The two chassis plates I made from 3mm aluminium sheet, drawn up in Delta Cad, printed out, spray glued onto the aluminium and all the inner hole radiuses were drilled out. I then used a scroll saw to cut out all the holes finishing up with hand filing.  The blades for the scroll saw although designed for wood will cut thin aluminium but dont last as long. I went through quite a few. These were made way back in 2002. The shape being inspired by the Tamiya TXT-1 monster truck. I was planning to build a monster truck at the time but it never got very far.




My original CAD drawing from 2002.

The plates have been cut and shunted a bit. Originally the idea for the monster truck was for the battery to sit low down on the extended sides, these have now been chopped and moved to support the upper links. The axles are a set from a Venom Creeper that have a manually switchable diff lock. The transmission is from a Creeper as well. It does not have a slipper clutch which could turn out to be an issue. The lower links are Axial machined high clearance links just because they look cool and I already had a pair which I got to try out on the GrassHopper project for which they didn't turn out to be suitable.
It took a lot of fiddling to sort out the shock placement. They have ended up pretty much in the monster truck vertical position. They have to be able to push up the heavy body without it flopping over to one side that the usual angled crawler shock position encourages. The shocks are a set of Hot Racing oil-less ones that rely on air damping. They look cool but I am not all that convinced of their efficacy.
The Creeper axles have a really annoying angled shock link mount so I had to make up a set of PVC adaptors so the shocks could mount vertically without binding. They are captured by some vinyl fuel tubing bushes which permit flexibility of movement. The first set I made were straight but this meant the shocks were too tall so I made some curved versions. The curved versions restrict the steering throw a bit but as this vehicle has 4 wheel steering it may not turn out to be a problem. As yet I have not tested it. The second hole was added in case there was a need for a sway bar set up.
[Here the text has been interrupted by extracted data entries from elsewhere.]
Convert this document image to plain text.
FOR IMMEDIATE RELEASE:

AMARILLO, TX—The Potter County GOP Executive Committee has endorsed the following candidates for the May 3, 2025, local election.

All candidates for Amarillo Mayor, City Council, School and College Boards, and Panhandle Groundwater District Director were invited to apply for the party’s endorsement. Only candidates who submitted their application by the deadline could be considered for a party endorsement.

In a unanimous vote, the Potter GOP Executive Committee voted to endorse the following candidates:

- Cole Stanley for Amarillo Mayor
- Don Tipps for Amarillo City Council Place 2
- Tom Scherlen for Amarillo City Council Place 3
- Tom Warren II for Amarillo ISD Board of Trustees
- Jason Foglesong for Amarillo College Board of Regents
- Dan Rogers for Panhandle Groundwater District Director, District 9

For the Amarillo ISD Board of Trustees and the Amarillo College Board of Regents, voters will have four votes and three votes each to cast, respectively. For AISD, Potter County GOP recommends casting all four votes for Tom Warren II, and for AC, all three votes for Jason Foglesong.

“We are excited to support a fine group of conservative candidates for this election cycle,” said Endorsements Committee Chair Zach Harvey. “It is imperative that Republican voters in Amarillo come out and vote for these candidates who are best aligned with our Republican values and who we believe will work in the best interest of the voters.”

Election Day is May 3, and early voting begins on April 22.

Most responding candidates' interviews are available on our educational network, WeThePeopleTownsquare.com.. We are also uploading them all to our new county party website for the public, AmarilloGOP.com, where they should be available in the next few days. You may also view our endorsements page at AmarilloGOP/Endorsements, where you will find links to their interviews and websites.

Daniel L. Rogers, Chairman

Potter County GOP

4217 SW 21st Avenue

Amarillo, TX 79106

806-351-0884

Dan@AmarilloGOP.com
Discarded straight adaptors.

Revised curved adaptors.





These were extremely fiddly to get right. It would have been sensible to have just used Axial axles except that I like the ability to use a proper unlocked diff given that this is not really a hard core rock crawler.
The other difficulty was getting those beadlocks to mount up. I needed some form of widener to get enough clearance so the rims did not foul the knuckles and the links especially when turned. I ended up getting some Integy 12mm to14mm hex adaptor wideners. They came with two sets of barrel nuts, short and long. The long ones were not long enough. Those beadlocks have about 10mm thick hubs whereas most plastic wheels have only about 3 or 4mm thickness. The project ground to a halt for many months at this point while I contemplated what to do. In the end I made my own barrel nuts from some 6mm bolts. I got some 60mm in length M6 bolts and cut off the thread. The remaining bolt shoulders were drilled out and tapped M4 to fit the axle thread and the beadlocks had to be drilled out slightly to fit the 6mm bolts which are actually only 5.8mm in diameter. I have a set of metric drills that go from 1 to 5.9mm in 0.1mm steps, very useful for tapping and clearance hole sizes.
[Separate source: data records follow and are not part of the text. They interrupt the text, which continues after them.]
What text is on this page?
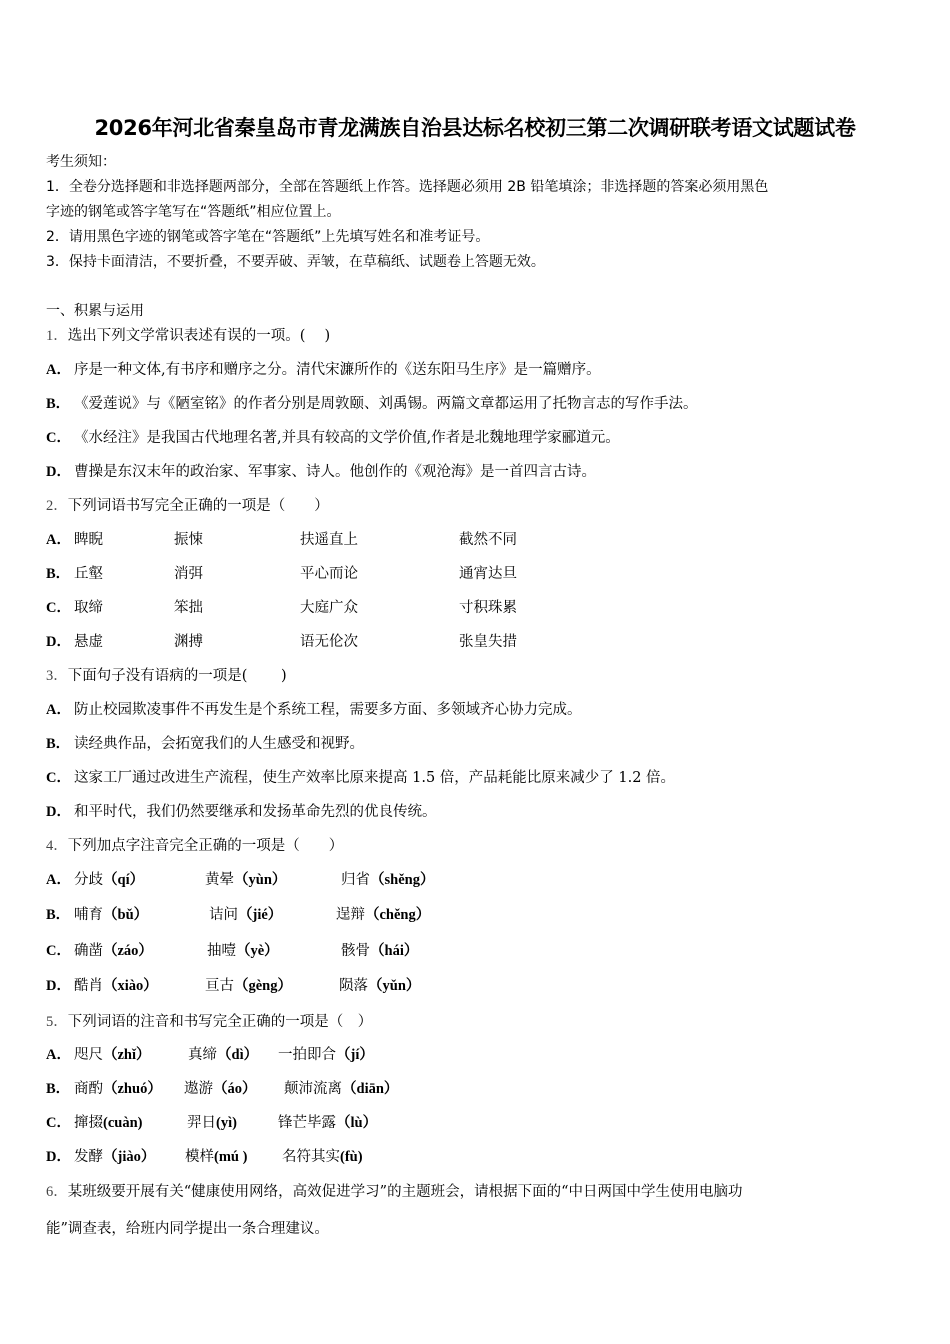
2026年河北省秦皇岛市青龙满族自治县达标名校初三第二次调研联考语文试题试卷
考生须知：
1．全卷分选择题和非选择题两部分，全部在答题纸上作答。选择题必须用 2B 铅笔填涂；非选择题的答案必须用黑色
字迹的钢笔或答字笔写在“答题纸”相应位置上。
2．请用黑色字迹的钢笔或答字笔在“答题纸”上先填写姓名和准考证号。
3．保持卡面清洁，不要折叠，不要弄破、弄皱，在草稿纸、试题卷上答题无效。
一、积累与运用
1．选出下列文学常识表述有误的一项。(　 )
A． 序是一种文体,有书序和赠序之分。清代宋濂所作的《送东阳马生序》是一篇赠序。
B． 《爱莲说》与《陋室铭》的作者分别是周敦颐、刘禹锡。两篇文章都运用了托物言志的写作手法。
C． 《水经注》是我国古代地理名著,并具有较高的文学价值,作者是北魏地理学家郦道元。
D． 曹操是东汉末年的政治家、军事家、诗人。他创作的《观沧海》是一首四言古诗。
2．下列词语书写完全正确的一项是（　　）
A． 睥睨	振悚	扶遥直上	截然不同
B． 丘壑	消弭	平心而论	通宵达旦
C． 取缔	笨拙	大庭广众	寸积珠累
D． 悬虚	渊搏	语无伦次	张皇失措
3．下面句子没有语病的一项是(　　 )
A． 防止校园欺凌事件不再发生是个系统工程，需要多方面、多领域齐心协力完成。
B． 读经典作品，会拓宽我们的人生感受和视野。
C． 这家工厂通过改进生产流程，使生产效率比原来提高 1.5 倍，产品耗能比原来减少了 1.2 倍。
D． 和平时代，我们仍然要继承和发扬革命先烈的优良传统。
4．下列加点字注音完全正确的一项是（　　）
A． 分歧（qí）	黄晕（yùn）	归省（shěng）
B． 哺育（bǔ）	诘问（jié）	逞辩（chěng）
C． 确凿（záo）	抽噎（yè）	骸骨（hái）
D． 酷肖（xiào）	亘古（gèng）	陨落（yǔn）
5．下列词语的注音和书写完全正确的一项是（　）
A． 咫尺（zhǐ）	真缔（dì） 一拍即合（jí）
B． 商酌（zhuó） 遨游（áo） 颠沛流离（diān）
C． 撺掇(cuàn)	羿日(yì)	锋芒毕露（lù）
D． 发酵（jiào） 模样(mú ) 名符其实(fù)
6．某班级要开展有关“健康使用网络，高效促进学习”的主题班会，请根据下面的“中日两国中学生使用电脑功
能”调查表，给班内同学提出一条合理建议。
I think the Integy wideners are too wide, if I could find something that has a much smaller offset and a 14mm hex I would swap them out. It would also reduce the amount of tyre scrub when the steering is turned. In an attempt to shorten the offset as much as possible I used machined down Axial narrow aluminium hexes designed for 1.9 sized wheels.

A start has aslo been made on the body. A wooden frame has been cut and assembled. It comes out at about 1/16th scale. I need to get some suitably scaled driver figures. I think the Bruder toy range of figures may fit the bill.






The body is held on by 4 X M4 cap screws which pass through holes in the chassis and thread into plates screwed to the wooden frame.


One of the servos has a servo reversing lead so the 4 wheel steering works correctly in opposite lock.
I need to make up a battery tray and mount the electronics, then I can test it out...more later.